Kabarett Brunsbüttel, Bayern und ein Flüchtling

Von Heike Rommel
Mehr als ein Mikrofon und eine Gitarre braucht Weiherer nicht, um seine Fans zu begeistern. ⇥ Foto: Martin Kalb

Weiherer begeistert im Kleinkunstkeller Bietigheim mit Protestsongs und einem besonderen Sprachkurs.
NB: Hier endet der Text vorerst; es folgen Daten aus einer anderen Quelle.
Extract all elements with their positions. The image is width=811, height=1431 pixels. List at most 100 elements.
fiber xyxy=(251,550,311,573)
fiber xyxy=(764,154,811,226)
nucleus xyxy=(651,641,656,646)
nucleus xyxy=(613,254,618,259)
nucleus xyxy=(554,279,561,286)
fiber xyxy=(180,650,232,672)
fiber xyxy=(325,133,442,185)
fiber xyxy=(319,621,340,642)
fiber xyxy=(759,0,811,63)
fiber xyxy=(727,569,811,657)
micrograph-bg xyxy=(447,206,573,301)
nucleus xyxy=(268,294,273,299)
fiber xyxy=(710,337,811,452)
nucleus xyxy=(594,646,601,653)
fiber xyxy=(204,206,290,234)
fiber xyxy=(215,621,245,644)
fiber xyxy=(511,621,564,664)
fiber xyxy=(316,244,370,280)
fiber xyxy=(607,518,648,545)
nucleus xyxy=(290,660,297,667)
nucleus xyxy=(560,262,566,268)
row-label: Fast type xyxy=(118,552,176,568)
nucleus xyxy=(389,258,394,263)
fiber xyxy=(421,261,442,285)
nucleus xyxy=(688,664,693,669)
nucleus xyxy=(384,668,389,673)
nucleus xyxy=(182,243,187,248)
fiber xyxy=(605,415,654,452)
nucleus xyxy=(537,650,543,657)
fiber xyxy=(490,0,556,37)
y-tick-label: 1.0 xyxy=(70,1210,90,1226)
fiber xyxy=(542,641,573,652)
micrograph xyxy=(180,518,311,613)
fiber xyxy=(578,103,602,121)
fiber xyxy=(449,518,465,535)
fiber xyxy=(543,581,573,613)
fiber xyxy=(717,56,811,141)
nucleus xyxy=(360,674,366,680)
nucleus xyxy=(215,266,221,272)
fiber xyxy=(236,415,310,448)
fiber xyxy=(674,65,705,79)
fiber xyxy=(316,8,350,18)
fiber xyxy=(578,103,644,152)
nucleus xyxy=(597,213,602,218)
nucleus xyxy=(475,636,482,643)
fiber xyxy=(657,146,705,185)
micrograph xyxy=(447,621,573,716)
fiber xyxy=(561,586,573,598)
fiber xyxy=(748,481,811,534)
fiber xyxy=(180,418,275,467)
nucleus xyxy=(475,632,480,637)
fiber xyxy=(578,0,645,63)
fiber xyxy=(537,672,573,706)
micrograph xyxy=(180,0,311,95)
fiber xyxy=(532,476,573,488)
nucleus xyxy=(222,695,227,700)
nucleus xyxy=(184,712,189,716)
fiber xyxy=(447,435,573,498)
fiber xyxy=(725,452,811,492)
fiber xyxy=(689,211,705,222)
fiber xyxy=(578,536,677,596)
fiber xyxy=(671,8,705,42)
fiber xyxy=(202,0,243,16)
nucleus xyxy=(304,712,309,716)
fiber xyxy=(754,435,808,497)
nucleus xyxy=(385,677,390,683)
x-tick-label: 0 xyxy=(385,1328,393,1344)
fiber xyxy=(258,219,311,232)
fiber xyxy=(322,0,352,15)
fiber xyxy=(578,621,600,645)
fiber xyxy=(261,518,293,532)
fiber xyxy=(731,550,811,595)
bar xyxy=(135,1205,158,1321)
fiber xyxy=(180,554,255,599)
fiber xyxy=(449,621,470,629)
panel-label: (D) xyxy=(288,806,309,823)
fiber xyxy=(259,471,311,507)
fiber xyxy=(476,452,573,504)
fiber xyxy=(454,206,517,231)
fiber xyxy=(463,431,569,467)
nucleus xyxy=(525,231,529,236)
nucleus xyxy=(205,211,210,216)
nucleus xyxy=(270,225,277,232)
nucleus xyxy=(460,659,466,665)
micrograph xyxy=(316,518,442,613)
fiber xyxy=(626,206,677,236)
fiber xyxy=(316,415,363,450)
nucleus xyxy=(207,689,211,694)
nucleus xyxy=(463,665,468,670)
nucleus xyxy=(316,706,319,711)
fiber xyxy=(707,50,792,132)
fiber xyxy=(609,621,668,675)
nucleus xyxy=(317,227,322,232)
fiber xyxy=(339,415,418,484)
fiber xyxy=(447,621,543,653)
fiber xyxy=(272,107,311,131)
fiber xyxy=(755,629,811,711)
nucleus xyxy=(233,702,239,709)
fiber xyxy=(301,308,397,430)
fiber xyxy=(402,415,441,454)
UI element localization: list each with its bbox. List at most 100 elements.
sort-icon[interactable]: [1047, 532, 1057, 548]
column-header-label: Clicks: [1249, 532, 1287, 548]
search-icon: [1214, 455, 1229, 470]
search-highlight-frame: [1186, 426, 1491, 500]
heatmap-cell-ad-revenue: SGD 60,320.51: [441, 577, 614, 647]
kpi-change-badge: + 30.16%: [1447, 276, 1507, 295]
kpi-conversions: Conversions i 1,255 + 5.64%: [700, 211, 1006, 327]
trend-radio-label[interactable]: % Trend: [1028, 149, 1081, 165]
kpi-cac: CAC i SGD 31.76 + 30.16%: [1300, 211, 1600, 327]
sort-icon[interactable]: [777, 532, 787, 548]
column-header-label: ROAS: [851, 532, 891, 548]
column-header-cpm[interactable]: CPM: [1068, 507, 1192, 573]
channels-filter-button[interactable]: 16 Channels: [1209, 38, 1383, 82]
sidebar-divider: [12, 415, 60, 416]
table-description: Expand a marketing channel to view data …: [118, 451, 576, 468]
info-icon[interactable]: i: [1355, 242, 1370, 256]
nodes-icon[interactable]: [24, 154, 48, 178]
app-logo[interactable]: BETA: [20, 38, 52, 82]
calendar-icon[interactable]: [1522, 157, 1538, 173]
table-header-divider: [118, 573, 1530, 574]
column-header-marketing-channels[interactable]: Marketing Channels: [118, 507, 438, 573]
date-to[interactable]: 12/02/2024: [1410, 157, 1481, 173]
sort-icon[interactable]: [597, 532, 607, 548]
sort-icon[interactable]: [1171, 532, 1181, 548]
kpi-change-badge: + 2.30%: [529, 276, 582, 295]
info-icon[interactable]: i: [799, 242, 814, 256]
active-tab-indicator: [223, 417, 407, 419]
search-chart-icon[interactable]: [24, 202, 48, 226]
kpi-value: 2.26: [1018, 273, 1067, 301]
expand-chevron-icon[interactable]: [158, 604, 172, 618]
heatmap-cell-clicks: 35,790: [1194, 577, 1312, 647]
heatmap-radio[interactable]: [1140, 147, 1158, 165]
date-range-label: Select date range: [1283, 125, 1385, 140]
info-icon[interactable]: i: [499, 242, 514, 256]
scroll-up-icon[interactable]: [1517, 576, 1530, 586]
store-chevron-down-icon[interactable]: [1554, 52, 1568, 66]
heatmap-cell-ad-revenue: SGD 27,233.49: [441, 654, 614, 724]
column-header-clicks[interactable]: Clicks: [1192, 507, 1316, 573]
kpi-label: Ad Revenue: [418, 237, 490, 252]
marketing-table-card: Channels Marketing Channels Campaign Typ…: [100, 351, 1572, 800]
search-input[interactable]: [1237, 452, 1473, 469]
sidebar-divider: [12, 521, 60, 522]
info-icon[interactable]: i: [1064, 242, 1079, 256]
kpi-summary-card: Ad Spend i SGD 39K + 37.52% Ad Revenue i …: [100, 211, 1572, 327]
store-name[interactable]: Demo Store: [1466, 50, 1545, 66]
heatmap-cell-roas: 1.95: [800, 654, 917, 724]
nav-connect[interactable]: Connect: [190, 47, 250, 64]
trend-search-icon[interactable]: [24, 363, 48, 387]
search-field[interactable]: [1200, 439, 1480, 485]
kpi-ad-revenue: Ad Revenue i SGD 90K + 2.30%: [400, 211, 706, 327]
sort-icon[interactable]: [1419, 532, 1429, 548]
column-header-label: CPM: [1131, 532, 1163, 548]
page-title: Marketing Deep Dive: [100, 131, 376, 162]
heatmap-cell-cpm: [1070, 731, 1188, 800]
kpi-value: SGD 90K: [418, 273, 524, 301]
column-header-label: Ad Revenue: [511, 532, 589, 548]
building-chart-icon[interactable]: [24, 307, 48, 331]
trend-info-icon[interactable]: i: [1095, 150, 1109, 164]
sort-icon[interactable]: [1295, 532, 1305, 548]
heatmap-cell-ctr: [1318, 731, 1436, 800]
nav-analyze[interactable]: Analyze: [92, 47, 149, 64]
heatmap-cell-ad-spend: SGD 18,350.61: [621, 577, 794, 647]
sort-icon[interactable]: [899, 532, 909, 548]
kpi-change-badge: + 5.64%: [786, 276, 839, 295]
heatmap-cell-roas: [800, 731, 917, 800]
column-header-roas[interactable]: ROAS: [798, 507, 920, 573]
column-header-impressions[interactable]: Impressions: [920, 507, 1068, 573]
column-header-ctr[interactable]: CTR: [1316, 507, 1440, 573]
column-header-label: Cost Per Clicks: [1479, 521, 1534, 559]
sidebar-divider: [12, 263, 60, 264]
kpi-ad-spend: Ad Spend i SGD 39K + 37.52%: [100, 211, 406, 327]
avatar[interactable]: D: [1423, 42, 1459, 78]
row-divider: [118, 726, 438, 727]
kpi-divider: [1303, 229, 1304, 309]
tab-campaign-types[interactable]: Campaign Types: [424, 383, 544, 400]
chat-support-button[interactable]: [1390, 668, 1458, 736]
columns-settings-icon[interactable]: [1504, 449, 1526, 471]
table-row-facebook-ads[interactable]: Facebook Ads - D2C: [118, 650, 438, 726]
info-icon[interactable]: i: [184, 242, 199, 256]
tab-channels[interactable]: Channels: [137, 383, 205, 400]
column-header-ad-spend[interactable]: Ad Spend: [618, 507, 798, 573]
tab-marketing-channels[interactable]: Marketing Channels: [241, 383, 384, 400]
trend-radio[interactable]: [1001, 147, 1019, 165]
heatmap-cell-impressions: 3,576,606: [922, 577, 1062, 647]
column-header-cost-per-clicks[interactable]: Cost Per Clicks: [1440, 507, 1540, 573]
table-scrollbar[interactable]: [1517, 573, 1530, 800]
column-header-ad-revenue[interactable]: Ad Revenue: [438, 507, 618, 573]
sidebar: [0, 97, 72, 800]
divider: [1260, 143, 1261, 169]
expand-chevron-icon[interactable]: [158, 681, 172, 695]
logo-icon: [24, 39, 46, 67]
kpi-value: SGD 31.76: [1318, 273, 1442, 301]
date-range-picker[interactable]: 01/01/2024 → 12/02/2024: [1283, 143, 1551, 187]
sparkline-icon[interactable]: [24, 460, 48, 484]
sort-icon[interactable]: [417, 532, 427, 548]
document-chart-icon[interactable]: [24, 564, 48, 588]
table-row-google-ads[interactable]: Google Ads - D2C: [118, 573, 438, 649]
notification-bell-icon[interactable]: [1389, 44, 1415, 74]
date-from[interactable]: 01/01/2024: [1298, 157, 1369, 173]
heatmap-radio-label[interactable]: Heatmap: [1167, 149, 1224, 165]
Servus Bietigheim“: Mit seinem neuen Programm „Im Prinzip aus Protest“ begeisterte der niederbayerische Musikkabarettist Weiherer am Freitag die „Bietigheimer Brunsbüttelerianer“ im Kleinkunstkeller. Sie gehören teilweise zu denen, die wie die halbe Bundesrepublik mittlerweile die Postleitzahl von Brunsbüttel auswendig kennen, um den Datenpool von Super- und Baumärkten mit der 25541 zu verfälschen, nachdem sie mit Weiherer schon vor vier Jahren ihr Vergnügen hatten.

17 Jahre Bühnenerfahrung

Der 39-jährige Protestsänger steht seit 17 Jahren auf der Bühne und stellte im Schwabenland erst einmal sicher, dass er auch richtig verstanden wird. Denn „I red anders wia ihr“, rollte er das bayerische r konsequent überbetont durch das ganze Programm. „Pack‘ mers“, sagte er mit einer gehörigen Portion Selbstironie und kam nicht nur deshalb sympathisch rüber, sondern auch, weil es sich bei ihm um einen bescheidenen, zurückhaltenden Charakter handelt, der seinen Dialog mit der Zuhörerschaft feinfühlig zu gestalten versteht: Weiherer muss man menga (mögen).

„Wer is aus Bietigheim und wer is aus Bissingen“, machte Weiherer die „Lautprobe“ und dabei einen „Franz-Josef-Flüchtling“ aus dem bayerischen Landshut ausfindig, der es nur mit einem Visum zu ihm geschafft hatte und um 24 Uhr wieder daheim sein musste. Auch der Bayer wusste, dass Alexander Dobrindt bei Weiherers letztem Gastspiel in Bietigheim noch Bundesverkehrsminister war und für diesen Job inzwischen „ein noch größerer Vollidiot“ gefunden wurde.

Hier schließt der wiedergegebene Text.